Sure thing. Here’s a lightweight version you can run on your laptop.
```python
import numpy as np
import pandas as pd
import pymc3 as pm
import pytz
from astropy.time import Time
from astropy.coordinates import EarthLocation, AltAz, get_sun
# 1. Load your log: date, lat, lon, elevation, time of capture (UTC)
log = pd.read_csv('sunrise_log.csv')
# 2. Pre‑process: convert to datetime, compute local time, get sun alt/az
log['datetime'] = pd.to_datetime(log['date'])
log['tz'] = log['lat'].apply(lambda x: pytz.timezone('Etc/GMT%+d' % int(-x))) # crude
log['local'] = log['datetime'].dt.tz_localize('UTC').dt.tz_convert(log['tz'])
log['location'] = log.apply(lambda r: EarthLocation(lat=r.lat*u.deg, lon=r.lon*u.deg, height=r.elev*u.m), axis=1)
log['altaz'] = log.apply(lambda r: AltAz(obstime=r.datetime, location=r.location), axis=1)
# 3. Compute the "golden rim" metric – e.g. the sun’s apparent altitude at the capture
log['sun_alt'] = log['altaz'].apply(lambda az: get_sun(az.obstime).transform_to(az).alt.degree)
# 4. Bayesian regression: predict sun_alt from date (as ordinal) and elevation
with pm.Model() as model:
# Priors
mu0 = pm.Normal('mu0', mu=0, sigma=5)
alpha_date = pm.Normal('alpha_date', mu=0, sigma=0.01)
alpha_elev = pm.Normal('alpha_elev', mu=0, sigma=0.01)
sigma = pm.HalfNormal('sigma', sigma=1)
# Expected value
mu = mu0 + alpha_date * log['datetime'].astype('int64') + alpha_elev * log['elev']
# Likelihood
Y_obs = pm.Normal('Y_obs', mu=mu, sigma=sigma, observed=log['sun_alt'])
trace = pm.sample(2000, tune=1000, cores=2, return_inferencedata=False)
# 5. Posterior predictive check
ppc = pm.sample_posterior_predictive(trace, var_names=['Y_obs'], samples=500)
pred_mean = ppc['Y_obs'].mean(axis=0)
# 6. Predict for a new date
def predict(date, lat, lon, elev):
dt = pd.Timestamp(date)
loc = EarthLocation(lat=lat*u.deg, lon=lon*u.deg, height=elev*u.m)
sun_alt = get_sun(Time(dt, format='datetime', scale='utc')).transform_to(AltAz(obstime=Time(dt), location=loc)).alt.deg
# Use posterior means as point estimate
pred = pred_mean[0] + alpha_date.mean() * dt.value + alpha_elev.mean() * elev
return pred
print(predict('2025-11-15 05:30:00', 34.05, -118.25, 100))
```
- The priors are intentionally broad (`Normal(0,5)` for intercept, `Normal(0,0.01)` for slopes) so the data drive the fit.
- The `predict()` function gives you a single‑value estimate of the sun’s altitude (in degrees) at the moment you’re aiming for.
- If you want millimeter precision on your image, you just need the camera’s sensor size and focal length to translate that altitude into pixel shift.
Run it locally, tweak the priors if the fit feels off, and let me know how close it comes to that golden rim you’re after.

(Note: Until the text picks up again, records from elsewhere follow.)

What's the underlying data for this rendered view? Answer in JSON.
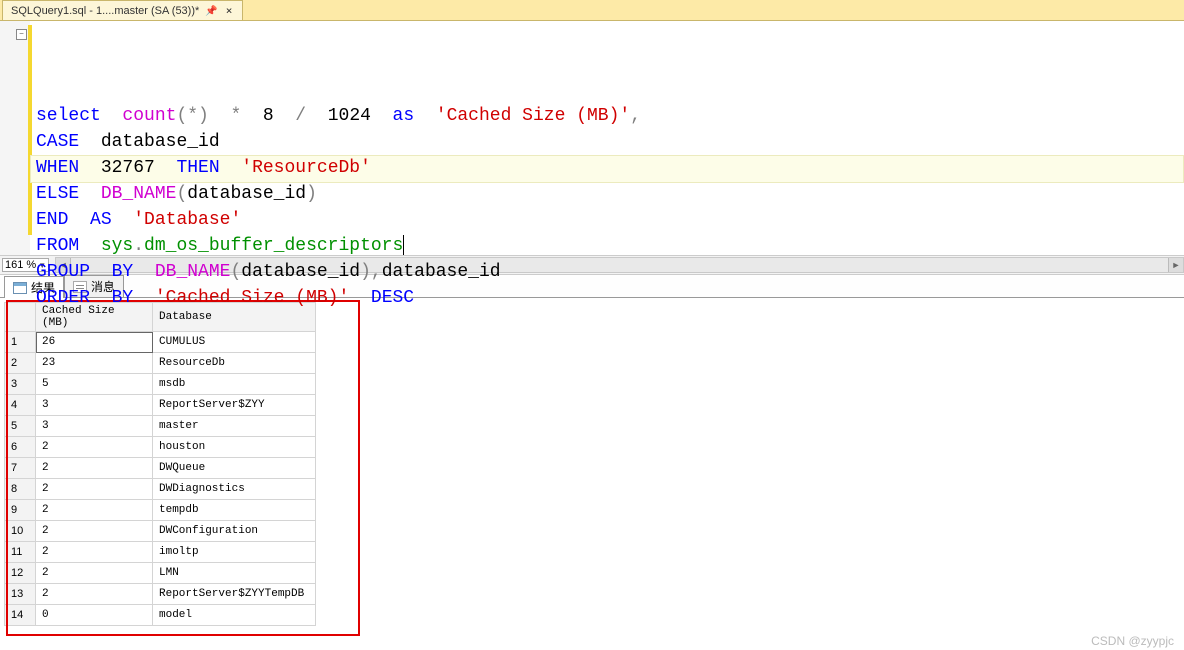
{
  "tab": {
    "title": "SQLQuery1.sql - 1....master (SA (53))*",
    "pinned": true
  },
  "editor": {
    "fold_glyph": "−",
    "highlight_line": 6,
    "tokens": [
      [
        [
          "kw",
          "select"
        ],
        [
          "",
          "  "
        ],
        [
          "agg",
          "count"
        ],
        [
          "sym",
          "(*)"
        ],
        [
          "",
          "  "
        ],
        [
          "sym",
          "*"
        ],
        [
          "",
          "  "
        ],
        [
          "num",
          "8"
        ],
        [
          "",
          "  "
        ],
        [
          "sym",
          "/"
        ],
        [
          "",
          "  "
        ],
        [
          "num",
          "1024"
        ],
        [
          "",
          "  "
        ],
        [
          "kw",
          "as"
        ],
        [
          "",
          "  "
        ],
        [
          "str",
          "'Cached Size (MB)'"
        ],
        [
          "sym",
          ","
        ]
      ],
      [
        [
          "kw",
          "CASE"
        ],
        [
          "",
          "  "
        ],
        [
          "",
          "database_id"
        ]
      ],
      [
        [
          "kw",
          "WHEN"
        ],
        [
          "",
          "  "
        ],
        [
          "num",
          "32767"
        ],
        [
          "",
          "  "
        ],
        [
          "kw",
          "THEN"
        ],
        [
          "",
          "  "
        ],
        [
          "str",
          "'ResourceDb'"
        ]
      ],
      [
        [
          "kw",
          "ELSE"
        ],
        [
          "",
          "  "
        ],
        [
          "func",
          "DB_NAME"
        ],
        [
          "sym",
          "("
        ],
        [
          "",
          "database_id"
        ],
        [
          "sym",
          ")"
        ]
      ],
      [
        [
          "kw",
          "END"
        ],
        [
          "",
          "  "
        ],
        [
          "kw",
          "AS"
        ],
        [
          "",
          "  "
        ],
        [
          "str",
          "'Database'"
        ]
      ],
      [
        [
          "kw",
          "FROM"
        ],
        [
          "",
          "  "
        ],
        [
          "obj",
          "sys"
        ],
        [
          "sym",
          "."
        ],
        [
          "obj",
          "dm_os_buffer_descriptors"
        ]
      ],
      [
        [
          "kw",
          "GROUP"
        ],
        [
          "",
          "  "
        ],
        [
          "kw",
          "BY"
        ],
        [
          "",
          "  "
        ],
        [
          "func",
          "DB_NAME"
        ],
        [
          "sym",
          "("
        ],
        [
          "",
          "database_id"
        ],
        [
          "sym",
          ")"
        ],
        [
          "sym",
          ","
        ],
        [
          "",
          "database_id"
        ]
      ],
      [
        [
          "kw",
          "ORDER"
        ],
        [
          "",
          "  "
        ],
        [
          "kw",
          "BY"
        ],
        [
          "",
          "  "
        ],
        [
          "str",
          "'Cached Size (MB)'"
        ],
        [
          "",
          "  "
        ],
        [
          "kw",
          "DESC"
        ]
      ]
    ]
  },
  "zoom": "161 %",
  "result_tabs": {
    "results": "结果",
    "messages": "消息",
    "active": 0
  },
  "grid": {
    "columns": [
      "Cached Size (MB)",
      "Database"
    ],
    "rows": [
      [
        "26",
        "CUMULUS"
      ],
      [
        "23",
        "ResourceDb"
      ],
      [
        "5",
        "msdb"
      ],
      [
        "3",
        "ReportServer$ZYY"
      ],
      [
        "3",
        "master"
      ],
      [
        "2",
        "houston"
      ],
      [
        "2",
        "DWQueue"
      ],
      [
        "2",
        "DWDiagnostics"
      ],
      [
        "2",
        "tempdb"
      ],
      [
        "2",
        "DWConfiguration"
      ],
      [
        "2",
        "imoltp"
      ],
      [
        "2",
        "LMN"
      ],
      [
        "2",
        "ReportServer$ZYYTempDB"
      ],
      [
        "0",
        "model"
      ]
    ],
    "selected_row": 1
  },
  "watermark": "CSDN @zyypjc"
}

Keep the code tight, and we’ll keep it quiet.
Sounds solid—just run it with a couple of extra priors for refraction and you’ll see the confidence bars tighten. I’ll try it tonight and let you know if the predicted rim lines up with the real one. Keep the code lean, and we’ll keep the results quiet.
Add a normal prior on the refraction offset, maybe `alpha_ref = pm.Normal('alpha_ref', mu=0, sigma=0.05)`, and add it to the mean equation. That should tighten the 95% interval. Good luck tonight—let me know how the line falls.